Overall, I feel confident that we are going to get the help we need here. And although medication is not our first choice of treatment, we are hopeful that as Hadley gets older and hits puberty, she will be able to depend less on medication and will be able to do more of the Brain Power's therapies/programs to "re-wire" her brain and hopefully be medication-free one day.
As I reflect back on the last few years, I can't help but marvel at this journey. I've learned that parents should trust their gut instincts about their children. If you suspect that something is wrong, something probably is wrong. I've also learned that trying to explain abnormalities/issues away as "just who they are" as a coping mechanism can sometimes just be denial.
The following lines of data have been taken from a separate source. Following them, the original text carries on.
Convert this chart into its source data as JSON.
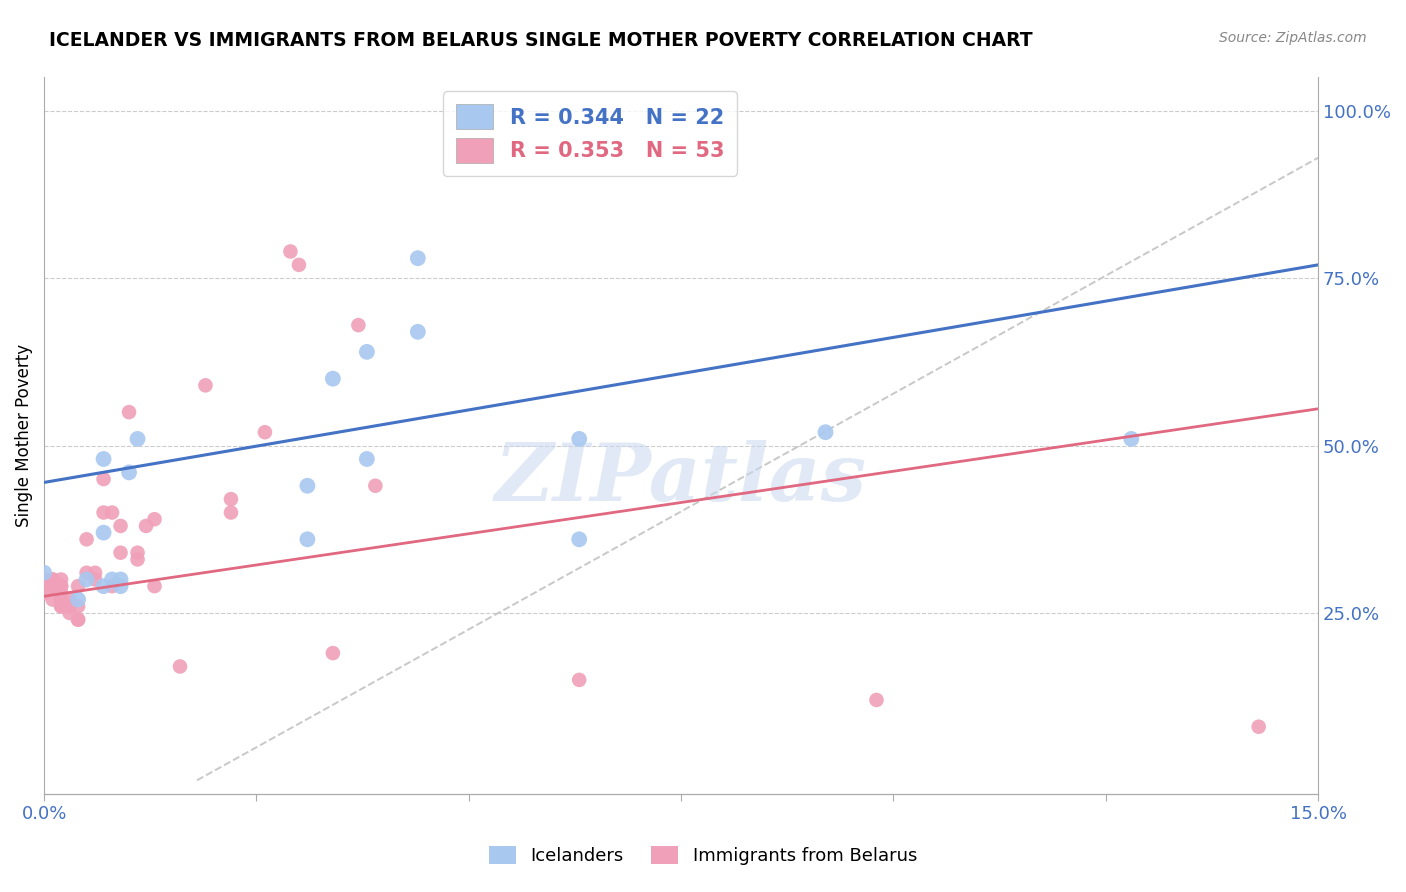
{
  "title": "ICELANDER VS IMMIGRANTS FROM BELARUS SINGLE MOTHER POVERTY CORRELATION CHART",
  "source": "Source: ZipAtlas.com",
  "ylabel": "Single Mother Poverty",
  "legend_label1": "Icelanders",
  "legend_label2": "Immigrants from Belarus",
  "R1": "0.344",
  "N1": "22",
  "R2": "0.353",
  "N2": "53",
  "watermark": "ZIPatlas",
  "blue_scatter_color": "#A8C8F0",
  "pink_scatter_color": "#F0A0B8",
  "blue_line_color": "#4472C4",
  "pink_line_color": "#E06880",
  "dashed_line_color": "#C8C8C8",
  "icelanders_x": [
    0.0,
    0.004,
    0.005,
    0.007,
    0.007,
    0.007,
    0.008,
    0.009,
    0.009,
    0.01,
    0.011,
    0.031,
    0.031,
    0.034,
    0.038,
    0.038,
    0.044,
    0.044,
    0.063,
    0.063,
    0.092,
    0.128
  ],
  "icelanders_y": [
    0.31,
    0.27,
    0.3,
    0.48,
    0.37,
    0.29,
    0.3,
    0.3,
    0.29,
    0.46,
    0.51,
    0.44,
    0.36,
    0.6,
    0.64,
    0.48,
    0.78,
    0.67,
    0.36,
    0.51,
    0.52,
    0.51
  ],
  "belarus_x": [
    0.0,
    0.0,
    0.0,
    0.0,
    0.001,
    0.001,
    0.001,
    0.001,
    0.001,
    0.001,
    0.002,
    0.002,
    0.002,
    0.002,
    0.002,
    0.002,
    0.002,
    0.003,
    0.003,
    0.003,
    0.004,
    0.004,
    0.004,
    0.004,
    0.005,
    0.005,
    0.006,
    0.006,
    0.007,
    0.007,
    0.008,
    0.008,
    0.009,
    0.009,
    0.01,
    0.011,
    0.011,
    0.012,
    0.013,
    0.013,
    0.016,
    0.019,
    0.022,
    0.022,
    0.026,
    0.029,
    0.03,
    0.034,
    0.037,
    0.039,
    0.063,
    0.098,
    0.143
  ],
  "belarus_y": [
    0.3,
    0.29,
    0.29,
    0.28,
    0.3,
    0.29,
    0.3,
    0.29,
    0.29,
    0.27,
    0.29,
    0.3,
    0.29,
    0.28,
    0.27,
    0.26,
    0.26,
    0.27,
    0.26,
    0.25,
    0.24,
    0.24,
    0.29,
    0.26,
    0.31,
    0.36,
    0.31,
    0.3,
    0.45,
    0.4,
    0.4,
    0.29,
    0.38,
    0.34,
    0.55,
    0.34,
    0.33,
    0.38,
    0.39,
    0.29,
    0.17,
    0.59,
    0.42,
    0.4,
    0.52,
    0.79,
    0.77,
    0.19,
    0.68,
    0.44,
    0.15,
    0.12,
    0.08
  ],
  "xlim": [
    0.0,
    0.15
  ],
  "ylim": [
    -0.02,
    1.05
  ],
  "plot_ylim": [
    0.0,
    1.0
  ],
  "figsize": [
    14.06,
    8.92
  ],
  "dpi": 100,
  "blue_trendline_y0": 0.445,
  "blue_trendline_y1": 0.77,
  "pink_trendline_y0": 0.275,
  "pink_trendline_y1": 0.555
}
And finally, I've learned that just because my child has issues that need addressing, I don't need to internalize it, ignore it and pretend it's not there, make it a personal reflection of myself, or assume it has anything to do with her intelligence level.
More importantly, I've learned that neuropsychological issues are a genetic issue. My daughter was born with a beautifully-different brain -- as so many have (1 in 10 "they" say). She is not defective. She is just different. I will not fault her for being born with an underdeveloped pre-frontal lobe in her cerebral cortex, than I would with any other health disorder or disease like asthma or allergies.
I choose to fight for her health and wholeness. For a healthy self-esteem...that she would not feel "stupid" and "dumb" because reading is such a challenging chore that leaves us all exhausted and upset. I choose to help her moderate her impulsiveness and help her to not say or do things that will bring her or others pain.
I choose to look ADHD in the face and declare that it will not consume my beautiful daughter or her family.
We will prevail.
And while it's not an easy journey, it's a worthy one.